PDF to Markdown

Convert a text-based PDF to clean Markdown — headings, lists, and paragraphs detected automatically. Everything runs in your browser. Your file never leaves your device.

Drag & drop your PDF here

or browse files

Single file · PDF supported

Images and complex layouts are simplified — review the output. Scanned (image-based) PDFs require OCR and are not supported in v1. OCR support is planned for v2.

Markdown output

What this tool does

PDF is a presentation format, not a document structure format. Converting it to Markdown means recovering the structure — headings, lists, paragraphs — from positional clues in the text layer. This tool uses PDF.js to extract per-character position and font size data, then applies heuristics: text significantly larger than the median body font becomes a heading, lines starting with bullet characters become list items, and unusual vertical gaps become paragraph breaks.

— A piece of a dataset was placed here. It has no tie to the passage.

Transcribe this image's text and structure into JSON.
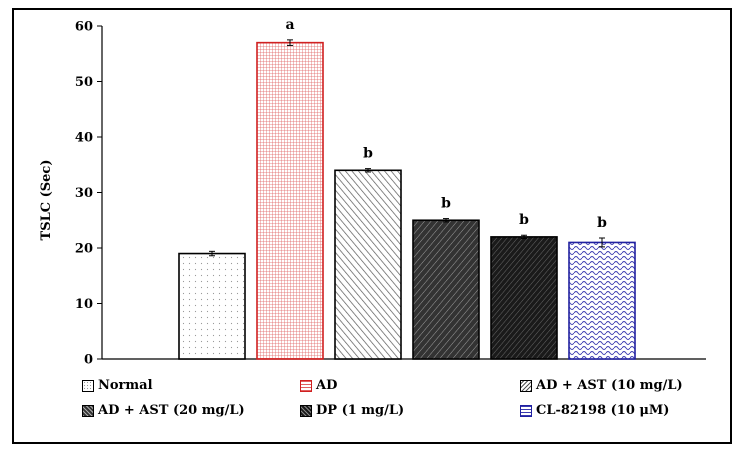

The output is GitHub-flavored Markdown compatible — paste it into any .md file, Notion, Obsidian, or a RAG pipeline. It works well for research papers, reports, and structured documents. Heavily designed marketing PDFs with multi-column layouts will produce messier output that needs review.

Why no server?

Your PDF never leaves your device. The entire conversion runs client-side using PDF.js in your browser. This matters for confidential documents — salary slips, medical records, NDA drafts, research data. Competitors that process PDFs server-side retain a copy, even briefly. We never see it.

Common questions

Does the PDF to Markdown converter preserve formatting?

It preserves text-based structure — headings are detected from font size changes, lists are identified by bullet or numbered prefixes, and paragraph breaks follow vertical-gap thresholds. Complex multi-column layouts and decorative elements are simplified to plain text. For a document with clean heading hierarchy and standard body text, output quality is high. Heavily styled or tabular PDFs may need manual cleanup.

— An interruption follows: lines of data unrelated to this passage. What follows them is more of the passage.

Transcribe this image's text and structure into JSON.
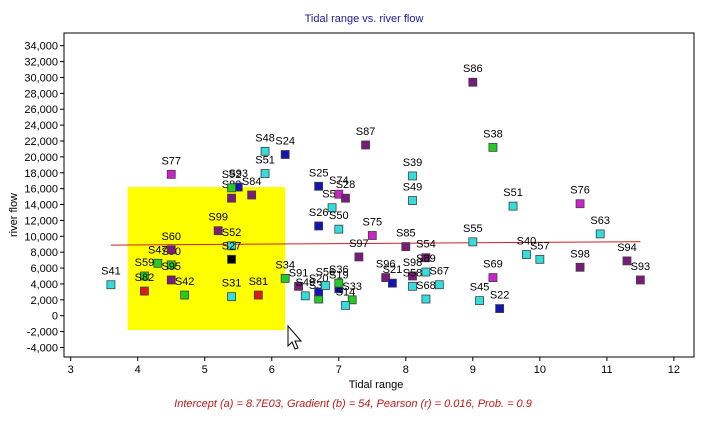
{
  "chart_data": {
    "type": "scatter",
    "title": "Tidal range vs. river flow",
    "xlabel": "Tidal range",
    "ylabel": "river flow",
    "xlim": [
      2.9,
      12.3
    ],
    "ylim": [
      -5200,
      35600
    ],
    "xticks": [
      3,
      4,
      5,
      6,
      7,
      8,
      9,
      10,
      11,
      12
    ],
    "xtick_labels": [
      "3",
      "4",
      "5",
      "6",
      "7",
      "8",
      "9",
      "10",
      "11",
      "12"
    ],
    "yticks": [
      -4000,
      -2000,
      0,
      2000,
      4000,
      6000,
      8000,
      10000,
      12000,
      14000,
      16000,
      18000,
      20000,
      22000,
      24000,
      26000,
      28000,
      30000,
      32000,
      34000
    ],
    "ytick_labels": [
      "-4,000",
      "-2,000",
      "0",
      "2,000",
      "4,000",
      "6,000",
      "8,000",
      "10,000",
      "12,000",
      "14,000",
      "16,000",
      "18,000",
      "20,000",
      "22,000",
      "24,000",
      "26,000",
      "28,000",
      "30,000",
      "32,000",
      "34,000"
    ],
    "grid": false,
    "colors": {
      "cyan": "#33dddd",
      "blue": "#1414b4",
      "purple": "#7a1a7a",
      "green": "#22cc22",
      "red": "#e01818",
      "magenta": "#cc22cc",
      "black": "#000000",
      "trend": "#d02020",
      "selection": "#ffff00",
      "title": "#1a1a9a",
      "stats": "#c01818"
    },
    "selection": {
      "x0": 3.85,
      "x1": 6.2,
      "y0": -1800,
      "y1": 16200
    },
    "trendline": {
      "x0": 3.6,
      "x1": 11.5,
      "intercept": 8700,
      "gradient": 54
    },
    "stats_text": "Intercept (a) = 8.7E03, Gradient (b) = 54, Pearson (r) = 0.016, Prob. = 0.9",
    "points": [
      {
        "label": "S41",
        "x": 3.6,
        "y": 3900,
        "color": "cyan"
      },
      {
        "label": "S59",
        "x": 4.1,
        "y": 5000,
        "color": "green"
      },
      {
        "label": "S82",
        "x": 4.1,
        "y": 3100,
        "color": "red"
      },
      {
        "label": "S47",
        "x": 4.3,
        "y": 6600,
        "color": "green"
      },
      {
        "label": "S90",
        "x": 4.5,
        "y": 6400,
        "color": "green"
      },
      {
        "label": "S60",
        "x": 4.5,
        "y": 8300,
        "color": "purple"
      },
      {
        "label": "S95",
        "x": 4.5,
        "y": 4500,
        "color": "purple"
      },
      {
        "label": "S42",
        "x": 4.7,
        "y": 2600,
        "color": "green"
      },
      {
        "label": "S77",
        "x": 4.5,
        "y": 17800,
        "color": "magenta"
      },
      {
        "label": "S99",
        "x": 5.2,
        "y": 10700,
        "color": "purple"
      },
      {
        "label": "S52",
        "x": 5.4,
        "y": 8800,
        "color": "cyan"
      },
      {
        "label": "S27",
        "x": 5.4,
        "y": 7100,
        "color": "black"
      },
      {
        "label": "S31",
        "x": 5.4,
        "y": 2400,
        "color": "cyan"
      },
      {
        "label": "S81",
        "x": 5.8,
        "y": 2600,
        "color": "red"
      },
      {
        "label": "S83",
        "x": 5.4,
        "y": 14800,
        "color": "purple"
      },
      {
        "label": "S93",
        "x": 5.5,
        "y": 16200,
        "color": "blue"
      },
      {
        "label": "S92",
        "x": 5.4,
        "y": 16100,
        "color": "green"
      },
      {
        "label": "S84",
        "x": 5.7,
        "y": 15200,
        "color": "purple"
      },
      {
        "label": "S48",
        "x": 5.9,
        "y": 20700,
        "color": "cyan"
      },
      {
        "label": "S51",
        "x": 5.9,
        "y": 17900,
        "color": "cyan"
      },
      {
        "label": "S24",
        "x": 6.2,
        "y": 20300,
        "color": "blue"
      },
      {
        "label": "S34",
        "x": 6.2,
        "y": 4700,
        "color": "green"
      },
      {
        "label": "S91",
        "x": 6.4,
        "y": 3700,
        "color": "purple"
      },
      {
        "label": "S49",
        "x": 6.5,
        "y": 2500,
        "color": "cyan"
      },
      {
        "label": "S32",
        "x": 6.7,
        "y": 2100,
        "color": "green"
      },
      {
        "label": "S20",
        "x": 6.7,
        "y": 3000,
        "color": "blue"
      },
      {
        "label": "S56",
        "x": 6.8,
        "y": 3800,
        "color": "cyan"
      },
      {
        "label": "S19",
        "x": 7.0,
        "y": 3400,
        "color": "blue"
      },
      {
        "label": "S36",
        "x": 7.0,
        "y": 4100,
        "color": "green"
      },
      {
        "label": "S33",
        "x": 7.2,
        "y": 2000,
        "color": "green"
      },
      {
        "label": "S14",
        "x": 7.1,
        "y": 1300,
        "color": "cyan"
      },
      {
        "label": "S25",
        "x": 6.7,
        "y": 16300,
        "color": "blue"
      },
      {
        "label": "S53",
        "x": 6.9,
        "y": 13600,
        "color": "cyan"
      },
      {
        "label": "S74",
        "x": 7.0,
        "y": 15300,
        "color": "magenta"
      },
      {
        "label": "S28",
        "x": 7.1,
        "y": 14800,
        "color": "purple"
      },
      {
        "label": "S26",
        "x": 6.7,
        "y": 11300,
        "color": "blue"
      },
      {
        "label": "S50",
        "x": 7.0,
        "y": 10900,
        "color": "cyan"
      },
      {
        "label": "S97",
        "x": 7.3,
        "y": 7400,
        "color": "purple"
      },
      {
        "label": "S75",
        "x": 7.5,
        "y": 10100,
        "color": "magenta"
      },
      {
        "label": "S87",
        "x": 7.4,
        "y": 21500,
        "color": "purple"
      },
      {
        "label": "S96",
        "x": 7.7,
        "y": 4800,
        "color": "purple"
      },
      {
        "label": "S21",
        "x": 7.8,
        "y": 4100,
        "color": "blue"
      },
      {
        "label": "S85",
        "x": 8.0,
        "y": 8700,
        "color": "purple"
      },
      {
        "label": "S98",
        "x": 8.1,
        "y": 5000,
        "color": "purple"
      },
      {
        "label": "S54",
        "x": 8.3,
        "y": 7300,
        "color": "purple"
      },
      {
        "label": "S89",
        "x": 8.3,
        "y": 5500,
        "color": "cyan"
      },
      {
        "label": "S58",
        "x": 8.1,
        "y": 3700,
        "color": "cyan"
      },
      {
        "label": "S68",
        "x": 8.3,
        "y": 2100,
        "color": "cyan"
      },
      {
        "label": "S67",
        "x": 8.5,
        "y": 3900,
        "color": "cyan"
      },
      {
        "label": "S39",
        "x": 8.1,
        "y": 17600,
        "color": "cyan"
      },
      {
        "label": "S49",
        "x": 8.1,
        "y": 14500,
        "color": "cyan"
      },
      {
        "label": "S86",
        "x": 9.0,
        "y": 29400,
        "color": "purple"
      },
      {
        "label": "S38",
        "x": 9.3,
        "y": 21200,
        "color": "green"
      },
      {
        "label": "S55",
        "x": 9.0,
        "y": 9300,
        "color": "cyan"
      },
      {
        "label": "S69",
        "x": 9.3,
        "y": 4800,
        "color": "magenta"
      },
      {
        "label": "S45",
        "x": 9.1,
        "y": 1900,
        "color": "cyan"
      },
      {
        "label": "S22",
        "x": 9.4,
        "y": 900,
        "color": "blue"
      },
      {
        "label": "S51",
        "x": 9.6,
        "y": 13800,
        "color": "cyan"
      },
      {
        "label": "S40",
        "x": 9.8,
        "y": 7700,
        "color": "cyan"
      },
      {
        "label": "S57",
        "x": 10.0,
        "y": 7100,
        "color": "cyan"
      },
      {
        "label": "S76",
        "x": 10.6,
        "y": 14100,
        "color": "magenta"
      },
      {
        "label": "S63",
        "x": 10.9,
        "y": 10300,
        "color": "cyan"
      },
      {
        "label": "S98",
        "x": 10.6,
        "y": 6100,
        "color": "purple"
      },
      {
        "label": "S94",
        "x": 11.3,
        "y": 6900,
        "color": "purple"
      },
      {
        "label": "S93",
        "x": 11.5,
        "y": 4500,
        "color": "purple"
      }
    ]
  }
}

Can I export to GitHub-flavored Markdown (GFM)?

Yes. The output uses standard ATX headings (# H1, ## H2, etc.), dashes for unordered list items, and numbered lists for ordered sequences — all of which are fully compatible with GitHub-flavored Markdown. Paste it directly into a .md file in any GitHub repo.

Are images extracted from the PDF?

Not in this version. Image extraction requires significantly more processing and is planned for v2. The current tool focuses on text content. Images are silently skipped, and a note is shown in the output so you know what was omitted. OCR for scanned PDFs is also a v2 item.

Is the conversion done on a server?

No. Everything runs in your browser using the PDF.js library. Your PDF never leaves your device — there is no upload, no server-side processing, and no data retention. This makes it safe for confidential documents like research papers, financial reports, or internal documentation.

What about scanned PDFs?

Scanned PDFs are image-based and contain no machine-readable text layer. This tool works on text-based PDFs only — the kind you can select and copy text from in a PDF viewer. For scanned documents, you need OCR first. OCR support is on the roadmap as a separate tool.